The “experts”, he added, “advised an even more disastrous policy of ‘herd immunity’ that would have deliberately infected as many people as possible, and, they only belatedly realised, would have cost up to 500,000 lives.
“It’s looking more and more evident that Britain has got this horribly wrong from start to finish, and I suspect that’s one of the reasons why some people continue to defy government advice on vital things like social distancing – they just don’t believe what they’re being told.”
The Daily Record
The paper’s leader column asked when we, like Wuhan, would finally see light at the end of the tunnel.
“The World Health Organisation has not covered itself in glory since Covid-19 emerged as a global threat,” it said. “But, as the body responsible for international public health, what it says must be taken seriously. Dr Hans Kluge, WHO’S European director, has stressed the importance of mass testing to tighten the grip on the virus.”

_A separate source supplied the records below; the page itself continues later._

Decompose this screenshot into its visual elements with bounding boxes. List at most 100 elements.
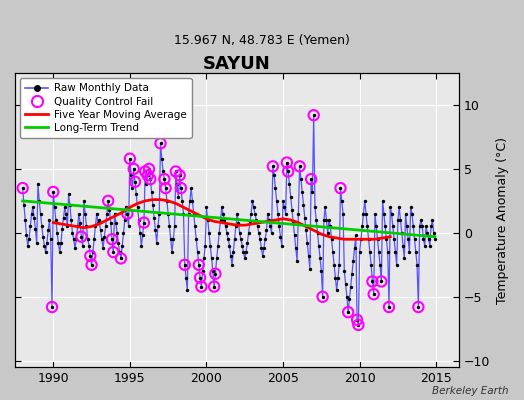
Point: [105, 207, 114, 213]
Point: [371, 210, 379, 217]
Point: [314, 242, 323, 249]
Point: [172, 168, 180, 175]
Point: [145, 166, 153, 172]
Point: [308, 189, 316, 195]
Point: [115, 249, 124, 255]
Point: [349, 258, 357, 264]
Point: [244, 230, 253, 236]
Point: [26, 223, 35, 230]
Point: [216, 217, 225, 223]
Point: [88, 262, 96, 268]
Point: [310, 112, 318, 118]
Point: [231, 236, 239, 242]
Point: [213, 255, 221, 262]
Point: [238, 242, 246, 249]
Point: [343, 294, 351, 300]
Point: [271, 185, 280, 191]
Point: [430, 230, 438, 236]
Point: [215, 230, 223, 236]
Point: [62, 210, 70, 217]
Point: [417, 217, 425, 223]
Point: [427, 223, 435, 230]
Point: [57, 240, 65, 246]
Point: [346, 283, 355, 290]
Point: [192, 236, 201, 242]
Point: [281, 210, 290, 217]
Point: [266, 223, 275, 230]
Point: [260, 245, 268, 252]
Point: [313, 230, 322, 236]
Point: [358, 223, 366, 230]
Point: [329, 249, 337, 255]
Point: [319, 294, 327, 300]
Point: [136, 230, 144, 236]
Point: [311, 204, 319, 210]
Point: [156, 140, 165, 146]
Point: [225, 242, 234, 249]
Point: [394, 217, 402, 223]
Point: [170, 223, 179, 230]
Point: [251, 210, 259, 217]
Point: [176, 172, 184, 178]
Point: [95, 217, 103, 223]
Point: [305, 266, 314, 272]
Point: [140, 220, 148, 226]
Point: [79, 242, 87, 249]
Point: [168, 249, 176, 255]
Point: [269, 163, 277, 170]
Point: [202, 204, 211, 210]
Point: [77, 234, 85, 240]
Point: [117, 255, 125, 262]
Point: [354, 322, 363, 328]
Point: [127, 172, 135, 178]
Point: [197, 283, 205, 290]
Point: [210, 283, 219, 290]
Point: [396, 217, 405, 223]
Point: [294, 210, 302, 217]
Point: [161, 185, 170, 191]
Point: [64, 191, 73, 198]
Y-axis label: Temperature Anomaly (°C): Temperature Anomaly (°C): [496, 136, 509, 304]
Point: [20, 202, 28, 208]
Point: [422, 223, 430, 230]
Point: [409, 223, 418, 230]
Point: [383, 236, 391, 242]
Point: [340, 268, 348, 274]
Point: [223, 230, 231, 236]
Point: [208, 255, 216, 262]
Point: [412, 249, 420, 255]
Point: [325, 217, 333, 223]
Point: [66, 202, 74, 208]
Point: [144, 172, 152, 178]
Point: [359, 210, 368, 217]
Point: [228, 262, 236, 268]
Point: [126, 156, 134, 162]
Point: [118, 242, 126, 249]
Point: [183, 287, 191, 294]
Point: [384, 249, 392, 255]
Point: [177, 185, 185, 191]
Point: [90, 236, 99, 242]
Point: [176, 172, 184, 178]
Point: [284, 168, 292, 175]
Point: [123, 210, 132, 217]
Point: [337, 198, 346, 204]
Point: [391, 249, 400, 255]
Point: [184, 210, 193, 217]
Point: [307, 176, 315, 182]
Point: [36, 210, 45, 217]
Point: [290, 232, 299, 239]
Point: [126, 156, 134, 162]
Point: [368, 278, 377, 285]
Point: [419, 236, 428, 242]
Point: [191, 223, 199, 230]
Point: [241, 255, 249, 262]
Point: [40, 242, 49, 249]
Point: [194, 262, 203, 268]
Point: [280, 204, 289, 210]
Point: [197, 283, 205, 290]
Point: [357, 236, 365, 242]
Point: [401, 210, 410, 217]
Point: [104, 198, 112, 204]
Point: [114, 240, 123, 246]
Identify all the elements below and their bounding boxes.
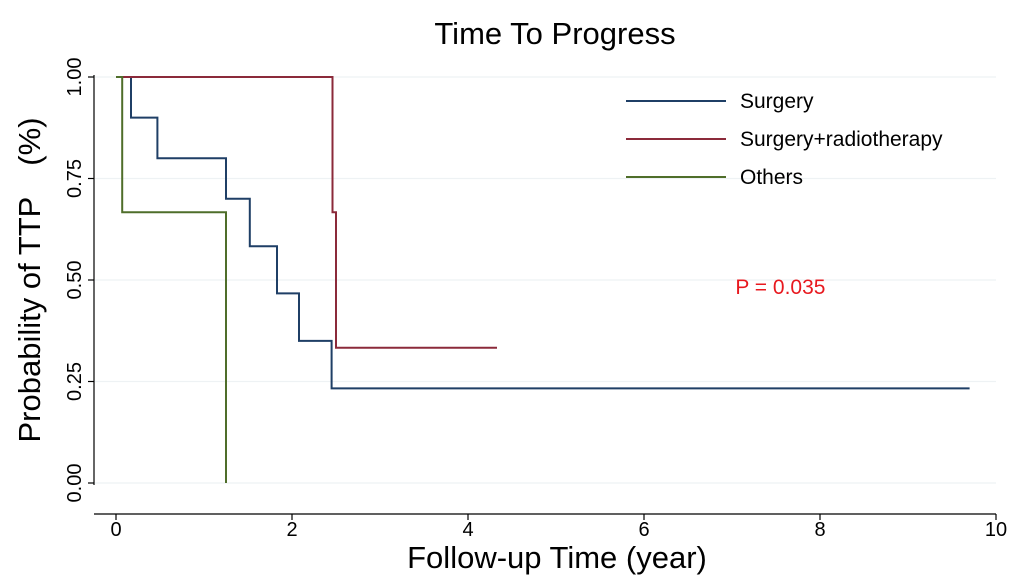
y-tick-label-4: 1.00	[64, 58, 86, 97]
x-tick-label-0: 0	[110, 519, 121, 541]
series-lines	[116, 76, 970, 483]
legend: Surgery Surgery+radiotherapy Others	[626, 90, 943, 189]
legend-label-surgery-radiotherapy: Surgery+radiotherapy	[740, 128, 943, 151]
y-tick-label-2: 0.50	[64, 261, 86, 300]
x-tick-label-3: 6	[638, 519, 649, 541]
x-tick-label-2: 4	[462, 519, 473, 541]
legend-label-surgery: Surgery	[740, 90, 814, 113]
x-tick-label-5: 10	[985, 519, 1007, 541]
series-line-others	[116, 76, 227, 483]
x-tick-label-4: 8	[814, 519, 825, 541]
y-axis-title: Probability of TTP (%)	[12, 117, 47, 442]
series-line-surgery	[116, 76, 970, 390]
p-value-annotation: P = 0.035	[735, 276, 825, 299]
x-axis-ticks: 0 2 4 6 8 10	[110, 514, 1007, 541]
y-tick-label-1: 0.25	[64, 362, 86, 401]
legend-label-others: Others	[740, 166, 803, 189]
chart-title: Time To Progress	[434, 16, 675, 51]
y-tick-label-0: 0.00	[64, 464, 86, 503]
y-axis-ticks: 0.00 0.25 0.50 0.75 1.00	[64, 58, 94, 503]
x-axis-title: Follow-up Time (year)	[407, 540, 707, 575]
y-tick-label-3: 0.75	[64, 159, 86, 198]
x-tick-label-1: 2	[286, 519, 297, 541]
series-line-surgery-radiotherapy	[116, 76, 497, 349]
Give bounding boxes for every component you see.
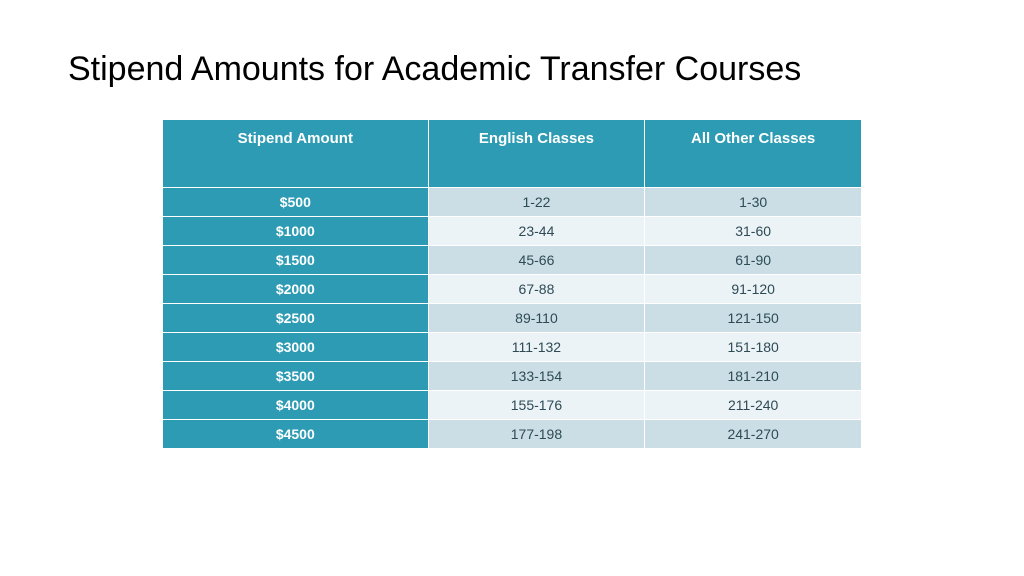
cell-stipend-amount: $1000 — [163, 217, 429, 246]
cell-stipend-amount: $4500 — [163, 420, 429, 449]
table-row: $4500177-198241-270 — [163, 420, 862, 449]
cell-english-classes: 67-88 — [428, 275, 645, 304]
cell-stipend-amount: $1500 — [163, 246, 429, 275]
cell-other-classes: 91-120 — [645, 275, 862, 304]
table-row: $150045-6661-90 — [163, 246, 862, 275]
table-row: $5001-221-30 — [163, 188, 862, 217]
cell-other-classes: 31-60 — [645, 217, 862, 246]
table-body: $5001-221-30$100023-4431-60$150045-6661-… — [163, 188, 862, 449]
table-container: Stipend Amount English Classes All Other… — [60, 119, 964, 449]
cell-stipend-amount: $3500 — [163, 362, 429, 391]
cell-other-classes: 211-240 — [645, 391, 862, 420]
table-row: $4000155-176211-240 — [163, 391, 862, 420]
table-row: $3000111-132151-180 — [163, 333, 862, 362]
table-row: $250089-110121-150 — [163, 304, 862, 333]
cell-stipend-amount: $2000 — [163, 275, 429, 304]
table-row: $3500133-154181-210 — [163, 362, 862, 391]
col-header-english: English Classes — [428, 120, 645, 188]
cell-other-classes: 1-30 — [645, 188, 862, 217]
page-title: Stipend Amounts for Academic Transfer Co… — [68, 50, 964, 89]
table-row: $100023-4431-60 — [163, 217, 862, 246]
cell-other-classes: 61-90 — [645, 246, 862, 275]
cell-other-classes: 151-180 — [645, 333, 862, 362]
cell-stipend-amount: $2500 — [163, 304, 429, 333]
cell-english-classes: 177-198 — [428, 420, 645, 449]
cell-other-classes: 181-210 — [645, 362, 862, 391]
cell-english-classes: 89-110 — [428, 304, 645, 333]
cell-stipend-amount: $500 — [163, 188, 429, 217]
cell-english-classes: 155-176 — [428, 391, 645, 420]
col-header-stipend: Stipend Amount — [163, 120, 429, 188]
cell-stipend-amount: $3000 — [163, 333, 429, 362]
cell-english-classes: 133-154 — [428, 362, 645, 391]
col-header-other: All Other Classes — [645, 120, 862, 188]
cell-other-classes: 121-150 — [645, 304, 862, 333]
cell-english-classes: 23-44 — [428, 217, 645, 246]
cell-stipend-amount: $4000 — [163, 391, 429, 420]
table-row: $200067-8891-120 — [163, 275, 862, 304]
cell-english-classes: 1-22 — [428, 188, 645, 217]
table-header-row: Stipend Amount English Classes All Other… — [163, 120, 862, 188]
cell-english-classes: 45-66 — [428, 246, 645, 275]
stipend-table: Stipend Amount English Classes All Other… — [162, 119, 862, 449]
cell-other-classes: 241-270 — [645, 420, 862, 449]
cell-english-classes: 111-132 — [428, 333, 645, 362]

It cited Germany – with the ability to carry out 500,000 tests a week (compared to Britain’s 300,000 since the pandemic began weeks ago) – as an example used by advocates of testing.
“Scotland has only tested 26,000 people in total since
March 1 so if the German model is the right approach, we are nowhere near achieving it and neither is the rest of the country,” it pointed out. “Hopefully the
UK’S approach has not simply been determined by years of chronic NHS underfunding and is based on sound conclusions drawn from the available evidence. An end to the lockdown here is weeks, possibly months, away. It is unclear when we will bring this nightmare to an end and it is worrying that there seems to be a disagreement on how it can be achieved.”
The Guardian
Nicola Badstuber, a travel behaviour researcher at University College London, said that if the Government bought a stake in airlines – once they were running again after an almost total shutdown – “this could be a turning point in transport policy, as the pandemic allows us to pivot to a lower air-travel future”.
“With a stake in the airlines (as part of a rescue package to save them from collapse), the government could directly oversee a policy of reducing air travel, which would be part of a wider low-carbon transport strategy,” she said. “Applying pricing tools such as a frequent flyer penalty, carbon emissionsbased tax or airport user surcharge would discourage air travel.
“The current interruption of global air travel is also an opportunity to shape future travel behaviours. The work, business and social habits adopted during the coronavirus crisis might spark a renewed sense of ‘flygskam’, or flight shame.”
In Greta Thunberg’s home country of Sweden, flygskam has resulted in air travel dropping by four per cent and travel by rail increasing by 17%, she said.
“We’ve known for years that we need to radically change our attitude to flying; Covid-19 could be the nudge we all needed.”